New Study Says U.S. Should Use Gas in Manufacturing Rather than Exporting as LNG

America’s Energy Advantage (AEA) called on the Department of Energy to use a new report from consultants at Charles River Associates (CRA) to overcome the rebuttable presumption for LNG exports created by the Natural Gas Act.

The report examines the economic trade-offs between LNG exports and manufacturing in the U.S. economy, and concludes that LNG exports could lead to lower employment and stifle the nascent manufacturing renaissance, hurting our balance of trade. America’s Energy Advantage (AEA) is a group of businesses and organizations dedicated to helping raise the awareness of the emerging renaissance in American manufacturing made possible by our country’s new abundant and affordable supplies of natural gas. Charles River Associates (NASDAQ: CRAI) is a leading management, economic and financial consulting services firm.

The Department of Energy is required by the Natural Gas Act to determine if exports of LNG are in the public interest and these data from CRA are designed to help the Department make these decisions, and overcome the “rebuttable presumption” contained in the law.

“The U.S. government must ensure that we can meet the present and rapidly growing future demand for natural gas in our country before we launch blindly into massive exports of LNG,” said Peter Huntsman , President and CEO of Huntsman Corporation. “The data in this report quite clearly indicates that our nation has much more to gain from using this abundant resource to manufacture value-added products, than from merely exporting this resource as LNG.”

The report’s findings are summarized as follows:

  • The U.S. economy stands to benefit more if natural gas is used in manufacturing than if it is exported as LNG.
  • More than $90 billion of gas-intensive U.S. manufacturing investment has been announced as a result of the abundance of inexpensive natural gas.
  • Relative to LNG exports at the same level of gas consumption, these investments could contribute annually:
  • At least twice as much GDP
  • More than eight times the amount of permanent jobs
  • More than four times the amount of construction jobs
  • However, if unchecked exports are allowed, these investments and their contributions to the U.S. economy will be jeopardized.
  • U.S. manufacturing reduces the trade deficit by $52 billion annually, compared to $18 billion for exporting the same level of natural gas as LNG.
  • A global LNG shortage of 20-35 Bcf per day is projected by 2030.
  • U.S. LNG exports would likely play a major role in remedying this, causing a supply shortage and a significant increase in domestic natural gas prices.
  • Domestic natural gas prices could triple under a high export scenario.
  • While other reports have conservative demand forecasts for domestic natural gas consumption and LNG exports, this report shows a case for:
  • Resurging manufacturing demand
  • Significant electricity switching from coal to gas due to EPA mandates
  • Compelling economics of switching to natural gas vehicles (NGV)
  • Strong international pressure to export U.S. LNG at prices up to $12-14/MMBtu
  • The NERA report, commissioned by the DOE, had severe methodological flaws.
  • NERA overestimated the costs of delivering U.S. exported LNG to Asian markets and the price elasticity of Asian importers.
  • NERA did not separately represent each of the gas-intensive components of the manufacturing sector and instead used an averaging approach which mutes their impact on the U.S. economy.

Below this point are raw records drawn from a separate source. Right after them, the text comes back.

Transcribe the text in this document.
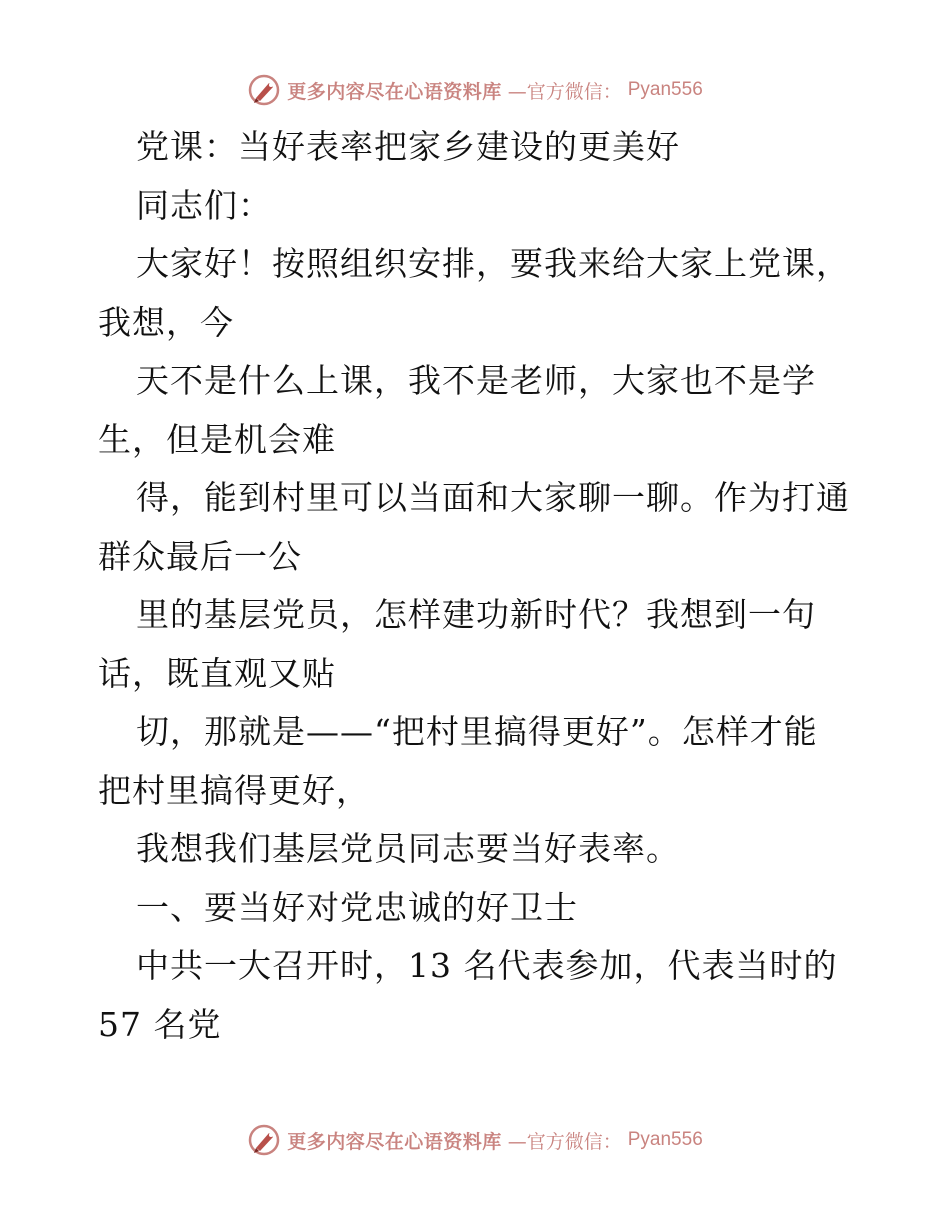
更多内容尽在心语资料库 —官方微信： Pyan556
党课：当好表率把家乡建设的更美好
同志们：
大家好！按照组织安排，要我来给大家上党课，
我想，今
天不是什么上课，我不是老师，大家也不是学
生，但是机会难
得，能到村里可以当面和大家聊一聊。作为打通
群众最后一公
里的基层党员，怎样建功新时代？我想到一句
话，既直观又贴
切，那就是——“把村里搞得更好”。怎样才能
把村里搞得更好，
我想我们基层党员同志要当好表率。
一、要当好对党忠诚的好卫士
中共一大召开时，13 名代表参加，代表当时的
57 名党
更多内容尽在心语资料库 —官方微信： Pyan556
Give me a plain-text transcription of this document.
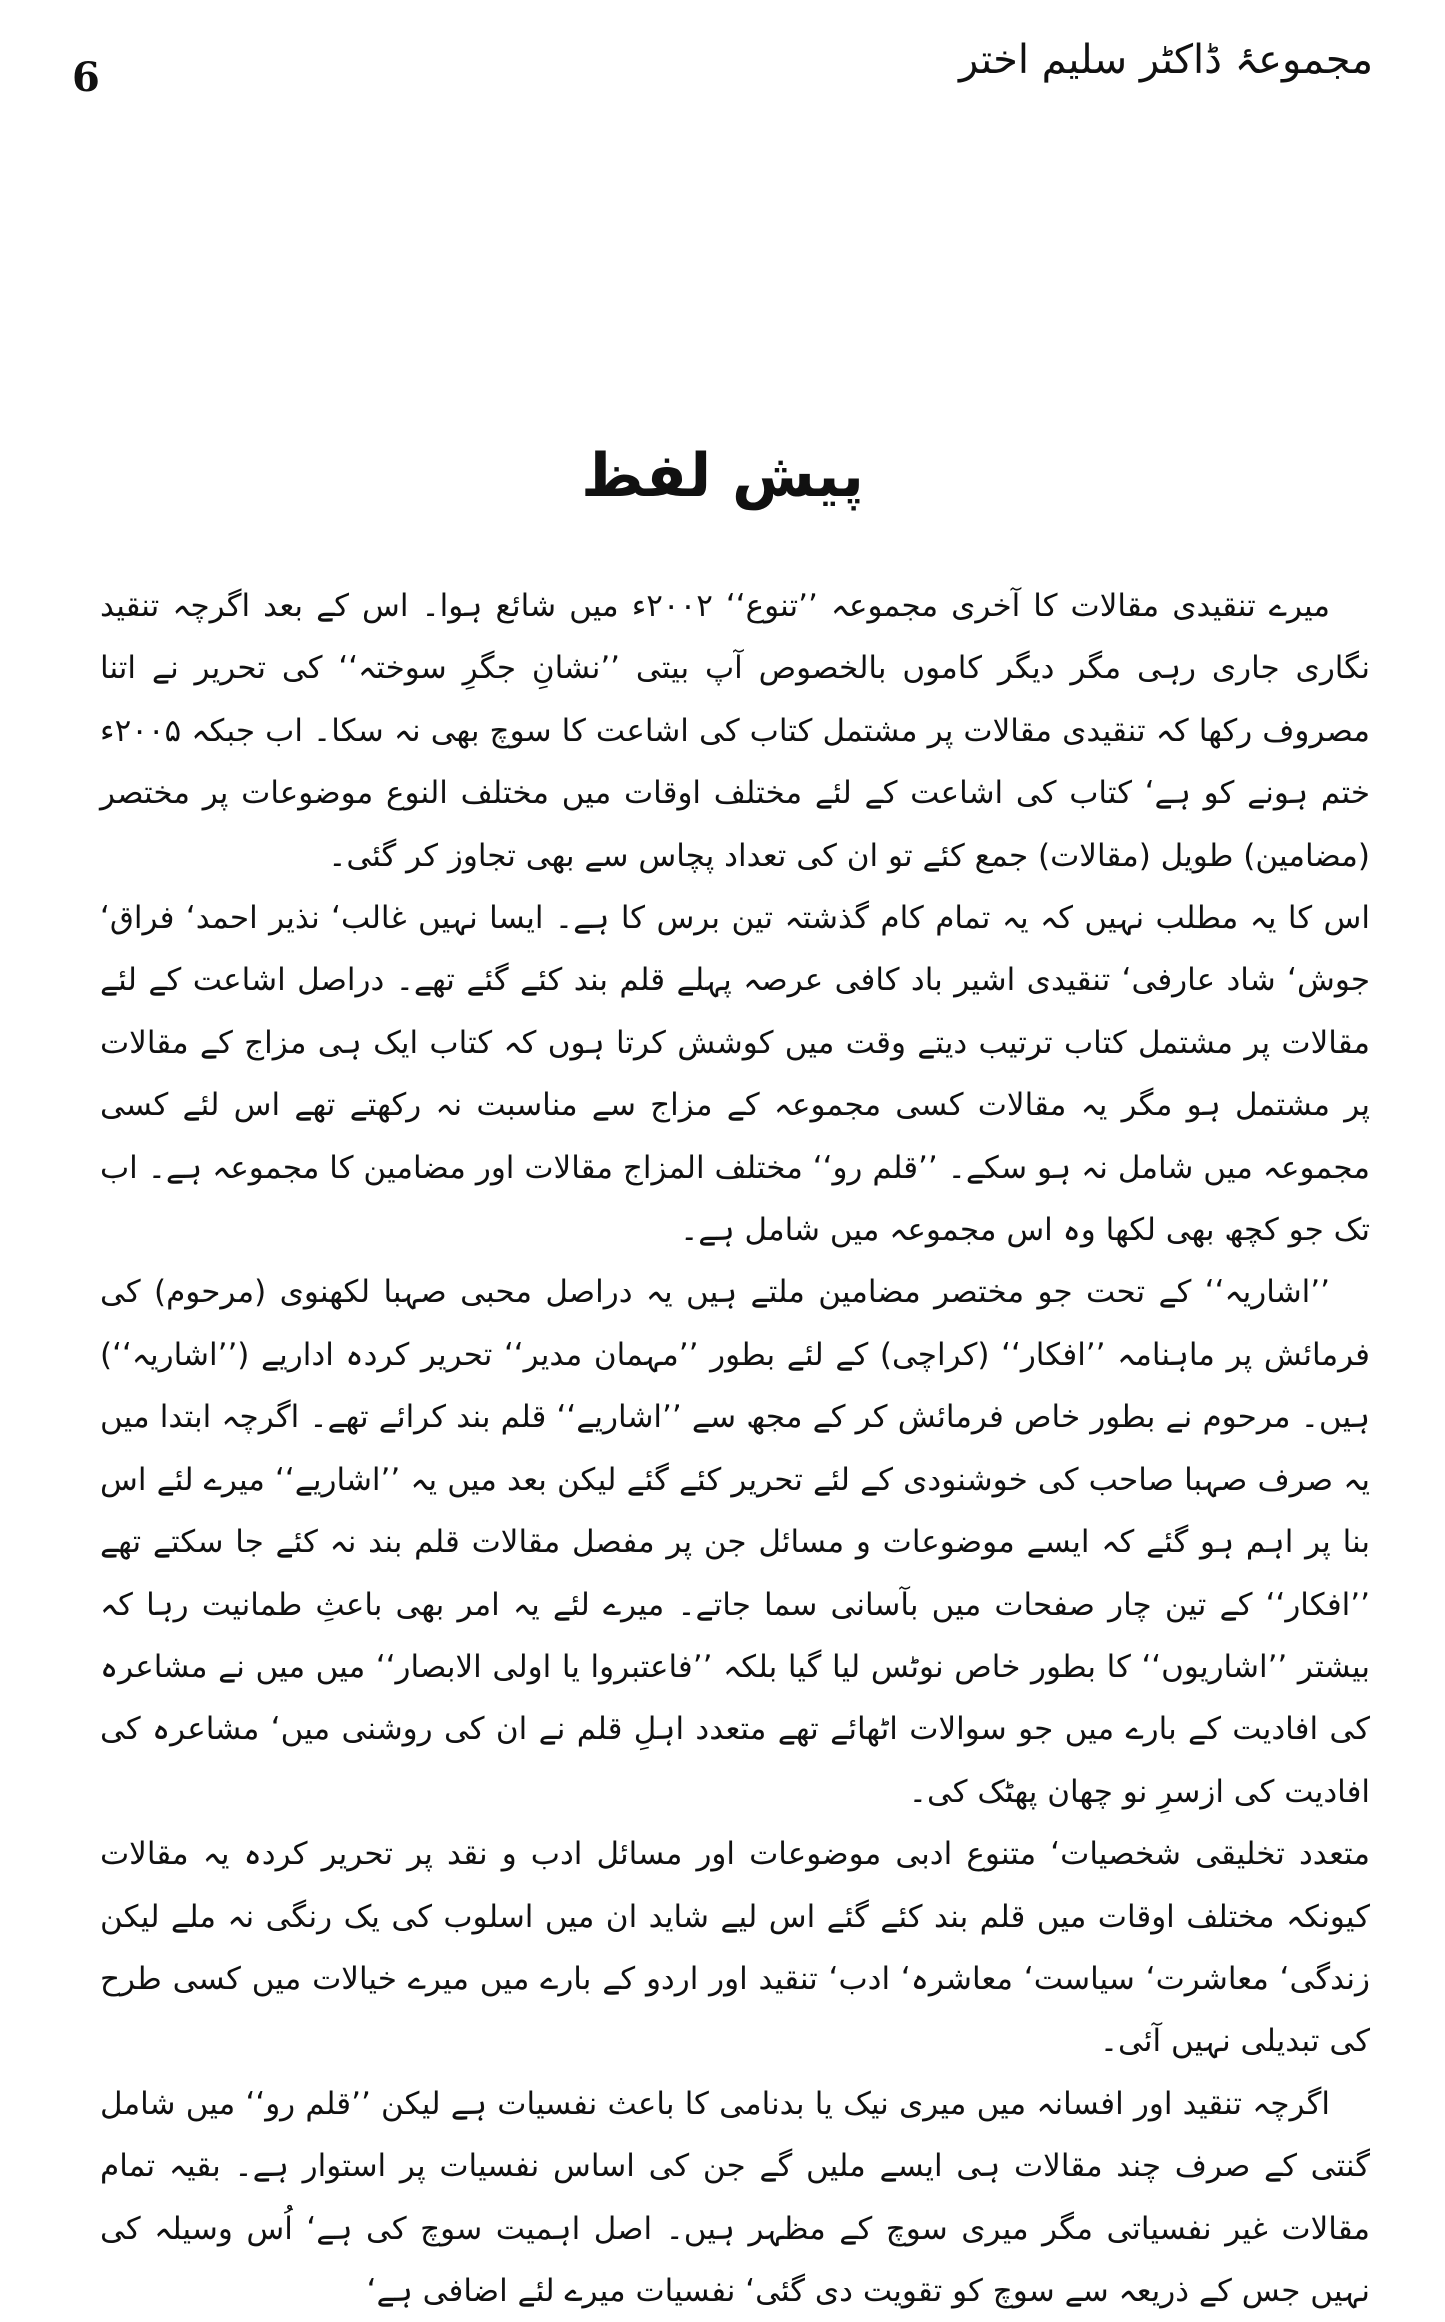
6	مجموعۂ ڈاکٹر سلیم اختر
پیش لفظ

میرے تنقیدی مقالات کا آخری مجموعہ ’’تنوع‘‘ ۲۰۰۲ء میں شائع ہوا۔ اس کے بعد اگرچہ تنقید نگاری جاری رہی مگر دیگر کاموں بالخصوص آپ بیتی ’’نشانِ جگرِ سوختہ‘‘ کی تحریر نے اتنا مصروف رکھا کہ تنقیدی مقالات پر مشتمل کتاب کی اشاعت کا سوچ بھی نہ سکا۔ اب جبکہ ۲۰۰۵ء ختم ہونے کو ہے‘ کتاب کی اشاعت کے لئے مختلف اوقات میں مختلف النوع موضوعات پر مختصر (مضامین) طویل (مقالات) جمع کئے تو ان کی تعداد پچاس سے بھی تجاوز کر گئی۔

اس کا یہ مطلب نہیں کہ یہ تمام کام گذشتہ تین برس کا ہے۔ ایسا نہیں غالب‘ نذیر احمد‘ فراق‘ جوش‘ شاد عارفی‘ تنقیدی اشیر باد کافی عرصہ پہلے قلم بند کئے گئے تھے۔ دراصل اشاعت کے لئے مقالات پر مشتمل کتاب ترتیب دیتے وقت میں کوشش کرتا ہوں کہ کتاب ایک ہی مزاج کے مقالات پر مشتمل ہو مگر یہ مقالات کسی مجموعہ کے مزاج سے مناسبت نہ رکھتے تھے اس لئے کسی مجموعہ میں شامل نہ ہو سکے۔ ’’قلم رو‘‘ مختلف المزاج مقالات اور مضامین کا مجموعہ ہے۔ اب تک جو کچھ بھی لکھا وہ اس مجموعہ میں شامل ہے۔

’’اشاریہ‘‘ کے تحت جو مختصر مضامین ملتے ہیں یہ دراصل محبی صہبا لکھنوی (مرحوم) کی فرمائش پر ماہنامہ ’’افکار‘‘ (کراچی) کے لئے بطور ’’مہمان مدیر‘‘ تحریر کردہ اداریے (’’اشاریہ‘‘) ہیں۔ مرحوم نے بطور خاص فرمائش کر کے مجھ سے ’’اشاریے‘‘ قلم بند کرائے تھے۔ اگرچہ ابتدا میں یہ صرف صہبا صاحب کی خوشنودی کے لئے تحریر کئے گئے لیکن بعد میں یہ ’’اشاریے‘‘ میرے لئے اس بنا پر اہم ہو گئے کہ ایسے موضوعات و مسائل جن پر مفصل مقالات قلم بند نہ کئے جا سکتے تھے ’’افکار‘‘ کے تین چار صفحات میں بآسانی سما جاتے۔ میرے لئے یہ امر بھی باعثِ طمانیت رہا کہ بیشتر ’’اشاریوں‘‘ کا بطور خاص نوٹس لیا گیا بلکہ ’’فاعتبروا یا اولی الابصار‘‘ میں میں نے مشاعرہ کی افادیت کے بارے میں جو سوالات اٹھائے تھے متعدد اہلِ قلم نے ان کی روشنی میں‘ مشاعرہ کی افادیت کی ازسرِ نو چھان پھٹک کی۔

متعدد تخلیقی شخصیات‘ متنوع ادبی موضوعات اور مسائل ادب و نقد پر تحریر کردہ یہ مقالات کیونکہ مختلف اوقات میں قلم بند کئے گئے اس لیے شاید ان میں اسلوب کی یک رنگی نہ ملے لیکن زندگی‘ معاشرت‘ سیاست‘ معاشرہ‘ ادب‘ تنقید اور اردو کے بارے میں میرے خیالات میں کسی طرح کی تبدیلی نہیں آئی۔

اگرچہ تنقید اور افسانہ میں میری نیک یا بدنامی کا باعث نفسیات ہے لیکن ’’قلم رو‘‘ میں شامل گنتی کے صرف چند مقالات ہی ایسے ملیں گے جن کی اساس نفسیات پر استوار ہے۔ بقیہ تمام مقالات غیر نفسیاتی مگر میری سوچ کے مظہر ہیں۔ اصل اہمیت سوچ کی ہے‘ اُس وسیلہ کی نہیں جس کے ذریعہ سے سوچ کو تقویت دی گئی‘ نفسیات میرے لئے اضافی ہے‘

“On behalf of our membership, which consists of 700 not-for-profit, publicly owned natural gas utilities across the U.S., the American Public Gas Association (APGA) wants policymakers to know that we are concerned about the increased price of gas caused by unchecked LNG exports that would elevate consumers’ energy bills,” said Bert Kalisch , President and CEO of the American Public Gas Association.

“As the Department of Energy follows its legal obligation to determine what is in the national interest, it must study the findings of this report. Abundant supplies of low-cost natural gas give the U.S. a major competitive advantage in manufacturing that will create high-paying jobs.  Using domestic natural gas to grow our manufacturing sector and our exports of manufactured goods will create far more value for our economy than exporting natural gas alone.  A policy of unlimited exports could jeopardize a once-in-a-lifetime opportunity to rebuild the U.S. manufacturing sector and our middle class,” said Jennifer Diggins , Director of Public Affairs for Nucor Corporation.

“We believe America deserves a thoughtful, balanced natural gas policy,” said Kevin Kolevar , Vice President, Government Affairs and Public Policy at The Dow Chemical Company. “One that encourages rules-based international exports, protects U.S. consumers and continues to foster robust domestic investment in the nation’s manufacturing sector.”